LA CHASSE AUX JOURNALISTES
LE GOUVERNEMENT DU LIBERIA NE VEUT PLUS DES MÉDIAS DANS LES CENTRES DE TRAITEMENT D’ÉBOLA
Monrovia, 10 oct 2014 (AFP) - Le gouvernement du Liberia a interdit vendredi l'accès des journalistes aux centres de traitement d'Ébola, empêchant les médias de couvrir un mouvement de grève dans une clinique saturée de la capitale, Monrovia.
Par ailleurs, la Mission des Nations unies au Liberia (Minul) a annoncé que 41 de ses membres, dont 21 militaires, étaient sous surveillance médicale depuis la contamination, d'un de ses responsables internationaux, selon un communiqué.
Ni l'identité ni la nationalité de ce responsable testé positif au virus le 6 octobre n'ont été révélés, mais les autorités allemandes ont annoncé jeudi l'admission d'un employé soudanais de l'ONU atteint d'Ébola en provenance du Liberia.
"Les journalistes ne sont plus autorisés à entrer dans les centres de traitement d'Ébola", a déclaré à la radio Sky FM le porte-parole du gouvernement, Isaac Jackson.
"Ils violent l'intimité des gens, prennent des photos pour les vendre à des institutions internationales. Nous mettons fin à tout ça", a-t-il lancé en réponse à une question après que des journalistes venus couvrir un mouvement de protestation des personnels se sont vu refuser l'accès à la clinique Island à Monrovia vendredi.
"Il n'y a pas de protestation, tout se passe bien avec les personnels de santé et les patients sont bien soignés", a assuré M. Jackson au sujet de cet établissement ouvert en urgence le 21 septembre et administré par l'Organisation mondiale de la santé (OMS), sommant les journalistes de le croire sur parole.
Médecins Sans Frontières (MSF), qui gère un centre d'une capacité actuelle d'environ 250 lits à Monrovia, a écrit au gouvernement pour s'assurer qu'il ne serait pas concerné par la mesure d'interdiction d'accès des journalistes, ont indiqué à l'AFP des sources au sein de l'ONG.
Les personnels de santé ont décrété un mouvement de grève perlée à travers le pays pour réclamer des primes de risque en raison de l'épidémie.
"Nous avons dû admettre jusqu'à 300 patients au lieu de 150 à cause de l'afflux énorme de gens. Mais nous ne pouvons plus accueillir aucun nouveau malade parce qu'il n'y a personne pour s'en occuper", a déploré le directeur médical ougandais de la clinique Island, le Dr Atai Omoruto.
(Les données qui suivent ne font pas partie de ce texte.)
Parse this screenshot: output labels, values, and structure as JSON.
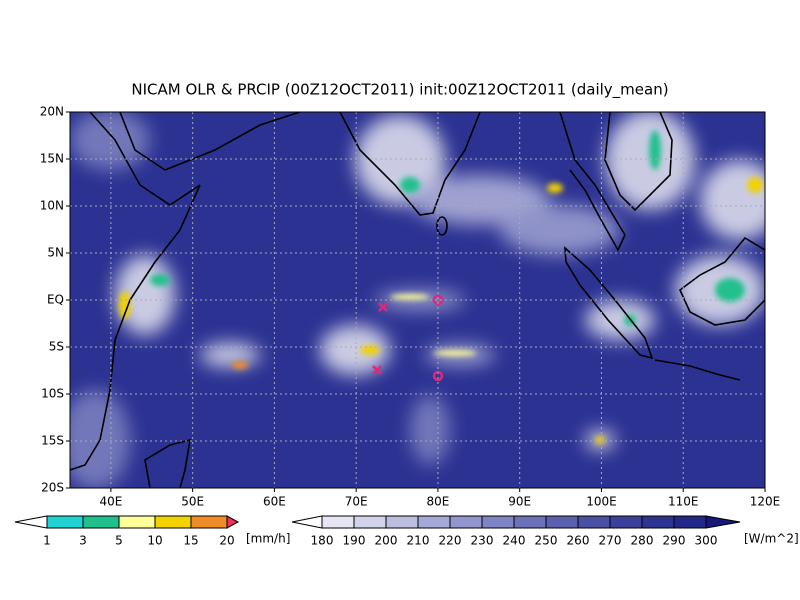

Un représentant du personnel, Alphonso Wesseh, a affirmé à l'AFP que celui-ci "ne pouvait plus travailler dans ces conditions", accusant les autorités de "rester insensibles à leur sort".
Primes de risque
Intervenant par visioconférence à une réunion sur Ébola organisée jeudi à Washington par la Banque mondiale, la présidente Ellen Johnson Sirleaf a réclamé des fonds pour pouvoir notamment "dédommager les personnels de santé qui par crainte du risque ont refusé de reprendre le travail ou hésitent à le faire".
En Sierra Leone voisine, les équipes chargées d'enterrer les corps ont repris le travail mercredi après une grève de 12 heures pour des retards dans le paiement de leurs primes de risque dans la région de la capitale.
Selon un communiqué de Reporters sans frontières (RSF) mercredi, "dans les pays d'Afrique de l'Ouest où sévit l'épidémie d'Ébola, les médias font les frais de la panique générale".
Au Liberia "les journalistes doivent désormais obtenir une autorisation officielle du ministère de la Santé pour réaliser des interviews ou prendre des photos à l'intérieur des hôpitaux. Plus grave encore, le personnel médical a interdiction de communiquer directement avec les médias", souligne RSF.
En Guinée le 4 octobre, des journalistes et avocats venus enquêter à Womey (sud) sur le meurtre par des habitants de huit membres d'une délégation de sensibilisation à Ébola en septembre en ont été empêchés par les forces de l'ordre, déplore l'ONG.
Un correspondant de l'AFP qui faisait partie du groupe a précisé qu'ils avaient été interrogés pendant plusieurs heures par les gendarmes, et que les cartes mémoire leurs appareils photo et caméras avaient été confisquées.
Selon le dernier bilan d'étape publié mercredi par l'OMS, le Liberia, le plus touché par l'épidémie, compte 620 lits pour des besoins estimés à 2.930, soit à peine 21 %.
L'épidémie d'Ébola a déjà tué 3.900 personnes.